The "value" entity is an associative entity or table, identified by the customer id and the attribute type code [both foreign keys], that has a value attribute that assigns the Net Worth Amount type the Customer and gives it a value, such as "$2,000,000." The value column is often given a generic name such as Field.

However, in SQL, name-value pairs are somewhat difficult to query and generally do not perform well. Say the "value" entity has an attribute called "Field". This is a character string. SQL typically uses the column name for result set headers. Say the field has Net Worth. But when it is displayed, header will be called "Field", not Net Worth. Field is the actual name of the column. It takes advanced SQL to get the desired header. This issue could be addressed by denormalizing the "type" and "value" entities into one. Instead of having three tables you have two -- one-to-many, a base table and a value table. Actually, that is essentially how Cassandra does it: the columns in a column family are a fully flattened attribute-value pair.Even if you denormalize in relational, the "field" column is still called "Field".

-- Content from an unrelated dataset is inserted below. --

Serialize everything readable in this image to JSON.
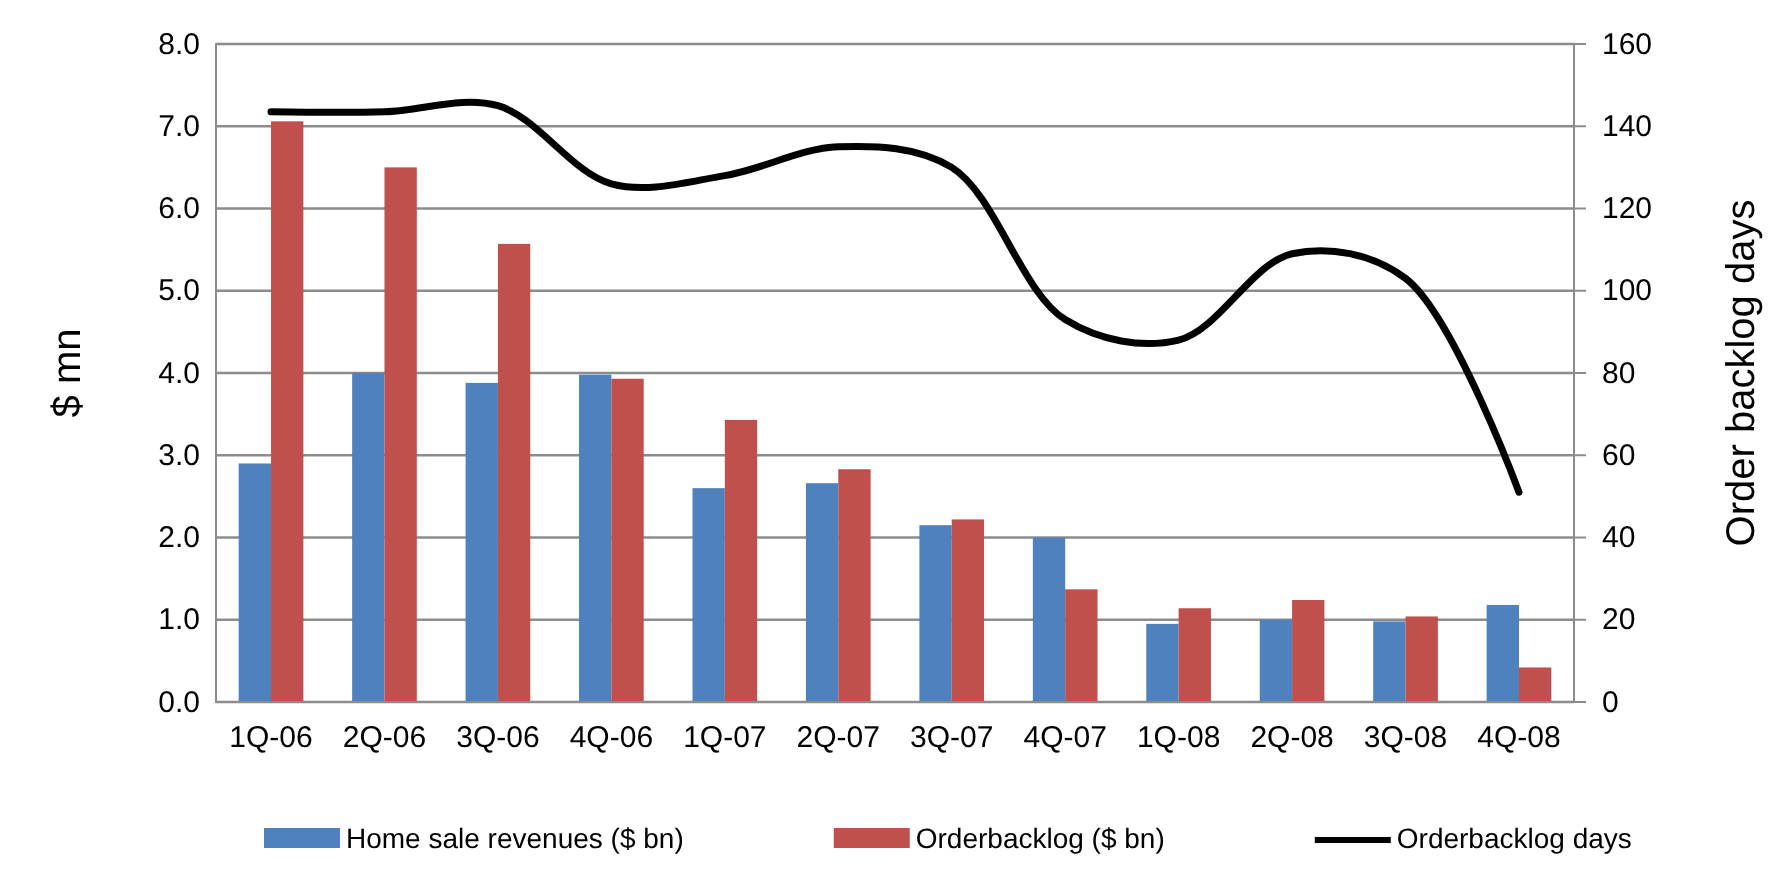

You could also flatten (denormalize) the three entities into one table in relational but there would be redundancy issues: Customer ID[FK], Attribute Type Code[FK], Customer base attribute(s), Attribute Type attributes, Field (for the values). I'm not advising it; I'm just saying.

In the early days of data modeling, data modelers loved to use EAVs because they appeared to be an elegant, flexible solution -- until DBAs got their hands on them. Consequently, EAV is sometimes used for a logical model, but should be fully denormalized in the physical one. When fully denormalized, it has a strong resemblance to Cassandra. I have used EAV in both logical and physical sometimes, with the issues identified above. I don't know how to add a graphic in these comments or I would include an illustration.